We recently wrote an article about those who should work on a cruise ship, so it is only fitting that we write a complementary article about those who should not hold a cruise ship job. The benefits of working on a cruise ship are well-known – you get to travel while you work, you save most of the money you make because room and board on a cruise ship are covered, etc. – so many people have an interest in cruise ship jobs. But just because you are interested (or even positively attracted) to a cruise ship job doesn’t mean you are well-suited for one. And so we seek to answer the following question to help guide people as they consider cruise ship employment: What are some indicators that you aren’t cut out for a cruise ship job?
For obvious reasons, the disadvantages of cruise ship employment are linked to the reasons why some people should avoid working on a cruise ship. Most notably, working on a cruse ship requires you to operate far outside of your comfort zone. You have to remain focused on your job even though you’ll be far away from home, either at sea or at port (often a port in a foreign country, no less). Moreover, after working in this somewhat intimidating environment (at least for many), you can’t simply return to the familiar comforts of home. Rather, you’ll return to a small cabin, one that you will likely share with another person who may come from a country very different from your own. The basic point is this: working on a cruise ship requires you to work and live in an environment that will be in many ways foreign and challenging, so working on a cruise ship is not for people who are incapable of functioning at a high level outside of their comfort zone.

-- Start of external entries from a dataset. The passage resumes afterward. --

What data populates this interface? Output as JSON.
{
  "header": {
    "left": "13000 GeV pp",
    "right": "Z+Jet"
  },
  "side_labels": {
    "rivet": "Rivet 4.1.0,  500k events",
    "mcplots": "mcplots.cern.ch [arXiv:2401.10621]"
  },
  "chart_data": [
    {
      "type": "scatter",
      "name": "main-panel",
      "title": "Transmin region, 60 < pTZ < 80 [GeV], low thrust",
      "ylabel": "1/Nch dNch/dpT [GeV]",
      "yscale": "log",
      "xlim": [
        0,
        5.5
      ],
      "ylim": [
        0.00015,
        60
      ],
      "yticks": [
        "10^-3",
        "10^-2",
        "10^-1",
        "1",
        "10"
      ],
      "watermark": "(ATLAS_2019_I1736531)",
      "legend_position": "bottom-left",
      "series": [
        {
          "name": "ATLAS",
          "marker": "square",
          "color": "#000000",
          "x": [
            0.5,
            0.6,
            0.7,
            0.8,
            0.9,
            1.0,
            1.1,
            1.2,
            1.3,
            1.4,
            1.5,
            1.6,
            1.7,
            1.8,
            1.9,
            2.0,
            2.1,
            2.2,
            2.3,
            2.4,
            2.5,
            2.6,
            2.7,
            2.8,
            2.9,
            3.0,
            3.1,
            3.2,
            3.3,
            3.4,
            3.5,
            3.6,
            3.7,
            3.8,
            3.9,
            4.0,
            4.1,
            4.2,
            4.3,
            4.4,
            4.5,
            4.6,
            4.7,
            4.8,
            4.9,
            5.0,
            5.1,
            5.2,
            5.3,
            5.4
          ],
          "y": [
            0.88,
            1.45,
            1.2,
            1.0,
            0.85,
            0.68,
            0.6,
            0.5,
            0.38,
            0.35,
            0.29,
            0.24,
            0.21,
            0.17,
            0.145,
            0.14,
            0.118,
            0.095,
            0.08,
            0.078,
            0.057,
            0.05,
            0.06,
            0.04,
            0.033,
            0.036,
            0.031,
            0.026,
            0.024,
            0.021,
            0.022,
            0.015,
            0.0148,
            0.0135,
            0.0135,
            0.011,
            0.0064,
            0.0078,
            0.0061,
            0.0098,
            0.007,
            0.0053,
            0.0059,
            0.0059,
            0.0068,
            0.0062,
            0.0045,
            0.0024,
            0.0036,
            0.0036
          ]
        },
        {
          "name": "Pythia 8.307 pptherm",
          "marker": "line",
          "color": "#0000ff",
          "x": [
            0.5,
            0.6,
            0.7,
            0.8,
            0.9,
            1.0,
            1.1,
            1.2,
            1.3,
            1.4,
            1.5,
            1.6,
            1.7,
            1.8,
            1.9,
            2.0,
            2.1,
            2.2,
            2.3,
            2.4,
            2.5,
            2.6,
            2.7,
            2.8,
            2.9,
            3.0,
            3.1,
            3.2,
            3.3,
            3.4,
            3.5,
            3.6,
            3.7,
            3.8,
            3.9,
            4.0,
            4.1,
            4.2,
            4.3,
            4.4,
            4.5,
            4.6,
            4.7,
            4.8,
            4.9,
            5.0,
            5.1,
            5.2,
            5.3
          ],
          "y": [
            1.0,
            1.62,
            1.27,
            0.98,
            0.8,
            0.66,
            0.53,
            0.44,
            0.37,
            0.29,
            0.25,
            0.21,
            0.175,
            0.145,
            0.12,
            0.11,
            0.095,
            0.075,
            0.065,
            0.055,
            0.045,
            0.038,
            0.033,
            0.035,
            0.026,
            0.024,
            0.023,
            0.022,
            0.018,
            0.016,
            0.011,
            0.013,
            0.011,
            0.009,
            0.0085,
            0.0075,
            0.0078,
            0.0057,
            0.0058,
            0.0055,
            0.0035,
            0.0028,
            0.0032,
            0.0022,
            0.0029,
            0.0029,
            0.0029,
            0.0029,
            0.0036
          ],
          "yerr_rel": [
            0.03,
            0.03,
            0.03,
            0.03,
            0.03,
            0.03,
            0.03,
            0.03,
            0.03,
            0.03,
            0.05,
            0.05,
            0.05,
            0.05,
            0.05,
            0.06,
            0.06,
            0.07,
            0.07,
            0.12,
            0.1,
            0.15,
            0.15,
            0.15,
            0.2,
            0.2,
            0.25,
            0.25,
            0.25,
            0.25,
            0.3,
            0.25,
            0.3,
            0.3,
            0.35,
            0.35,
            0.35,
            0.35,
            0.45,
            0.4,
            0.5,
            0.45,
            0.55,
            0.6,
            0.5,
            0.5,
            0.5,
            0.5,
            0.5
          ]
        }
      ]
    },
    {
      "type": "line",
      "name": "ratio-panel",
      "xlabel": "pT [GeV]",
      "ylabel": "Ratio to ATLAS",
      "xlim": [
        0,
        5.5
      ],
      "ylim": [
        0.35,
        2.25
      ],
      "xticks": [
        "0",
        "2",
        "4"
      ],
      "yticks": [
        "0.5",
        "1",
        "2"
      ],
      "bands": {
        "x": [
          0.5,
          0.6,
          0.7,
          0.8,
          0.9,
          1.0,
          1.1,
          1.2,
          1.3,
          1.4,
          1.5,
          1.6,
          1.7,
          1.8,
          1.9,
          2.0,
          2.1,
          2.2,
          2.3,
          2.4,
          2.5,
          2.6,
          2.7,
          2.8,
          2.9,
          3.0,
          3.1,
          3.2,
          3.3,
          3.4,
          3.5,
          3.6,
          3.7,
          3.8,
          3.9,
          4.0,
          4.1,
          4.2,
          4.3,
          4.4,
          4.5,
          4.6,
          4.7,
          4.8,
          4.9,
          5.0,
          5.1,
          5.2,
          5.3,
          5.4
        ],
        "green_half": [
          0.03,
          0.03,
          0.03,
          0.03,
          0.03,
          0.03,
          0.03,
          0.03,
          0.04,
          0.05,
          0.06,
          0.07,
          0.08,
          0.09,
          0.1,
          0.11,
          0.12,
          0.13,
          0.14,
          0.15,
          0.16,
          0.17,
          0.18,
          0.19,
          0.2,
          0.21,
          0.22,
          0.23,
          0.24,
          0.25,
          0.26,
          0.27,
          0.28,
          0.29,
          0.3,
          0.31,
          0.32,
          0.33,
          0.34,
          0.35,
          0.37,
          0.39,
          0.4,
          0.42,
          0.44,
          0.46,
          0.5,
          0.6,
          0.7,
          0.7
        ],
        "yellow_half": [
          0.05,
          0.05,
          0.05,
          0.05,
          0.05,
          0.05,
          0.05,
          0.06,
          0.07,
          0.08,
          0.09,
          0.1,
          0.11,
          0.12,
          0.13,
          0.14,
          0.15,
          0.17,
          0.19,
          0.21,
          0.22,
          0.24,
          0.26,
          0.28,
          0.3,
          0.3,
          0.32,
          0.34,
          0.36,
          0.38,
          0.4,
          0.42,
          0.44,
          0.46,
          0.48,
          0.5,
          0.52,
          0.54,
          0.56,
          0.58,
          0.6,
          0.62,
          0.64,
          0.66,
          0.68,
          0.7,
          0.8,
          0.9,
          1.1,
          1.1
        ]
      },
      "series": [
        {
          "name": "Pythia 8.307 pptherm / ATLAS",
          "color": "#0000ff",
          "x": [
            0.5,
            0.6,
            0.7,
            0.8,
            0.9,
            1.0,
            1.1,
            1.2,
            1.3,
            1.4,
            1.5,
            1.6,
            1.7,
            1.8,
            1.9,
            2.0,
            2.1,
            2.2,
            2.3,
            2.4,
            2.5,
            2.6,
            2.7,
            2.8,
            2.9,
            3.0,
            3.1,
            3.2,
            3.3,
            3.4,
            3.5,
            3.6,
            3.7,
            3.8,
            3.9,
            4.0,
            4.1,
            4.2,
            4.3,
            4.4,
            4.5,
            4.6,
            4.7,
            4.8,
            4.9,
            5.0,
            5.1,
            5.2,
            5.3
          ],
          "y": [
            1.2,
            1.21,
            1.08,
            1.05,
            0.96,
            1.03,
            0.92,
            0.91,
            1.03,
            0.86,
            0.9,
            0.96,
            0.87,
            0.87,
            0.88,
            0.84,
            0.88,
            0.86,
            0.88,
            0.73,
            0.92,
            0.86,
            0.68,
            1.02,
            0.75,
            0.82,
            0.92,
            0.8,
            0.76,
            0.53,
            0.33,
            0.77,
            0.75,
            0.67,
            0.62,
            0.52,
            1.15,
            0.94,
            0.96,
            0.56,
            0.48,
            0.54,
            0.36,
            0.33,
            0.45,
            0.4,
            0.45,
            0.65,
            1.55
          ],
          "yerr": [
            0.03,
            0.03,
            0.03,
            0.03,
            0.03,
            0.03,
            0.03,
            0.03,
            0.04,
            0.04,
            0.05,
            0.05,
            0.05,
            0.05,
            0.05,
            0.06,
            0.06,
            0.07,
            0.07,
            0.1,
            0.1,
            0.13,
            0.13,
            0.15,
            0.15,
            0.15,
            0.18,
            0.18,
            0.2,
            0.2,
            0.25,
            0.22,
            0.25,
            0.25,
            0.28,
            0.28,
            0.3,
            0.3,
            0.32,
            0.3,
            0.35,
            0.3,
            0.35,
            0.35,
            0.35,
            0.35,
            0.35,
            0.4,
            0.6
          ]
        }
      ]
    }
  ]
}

To work on a cruise ship, you should also be prepared to work long (and sometimes erratic) hours. Contracts for cruise ship employment are fairly short (they tend to last for four to six months), but you will work a lot during this period. Full days off are rare, and many positions require long days of challenging labor. Also, you have to be prepared to work any time your cruise line employer needs you. When you are on the ship, you can be called upon to work – that’s the basic rule. So, you obviously shouldn’t work on a cruise ship if you have a poor work ethic, but you also shouldn’t work on a cruise ship if you can’t handle an inconsistent work schedule. If you thrive in an 8-to-5 position, you might have trouble adapting to the cruise-ship schedule.
Essentially, unless you are confident you can work outside your comfort zone for an extended period of time (the length of your contract with a cruise line), holding a cruise ship job really isn’t for you. If, on the other hand, you are excited by being placed in foreign environments and you can tolerate a demanding and often bizarre work schedule, you might be perfectly suited for working on a cruise ship. Because everyone seems to hear about the benefits of cruise ship employment, though, many people think that getting a cruise ship job would be nothing but great. This may be true, but only for the right kind of person.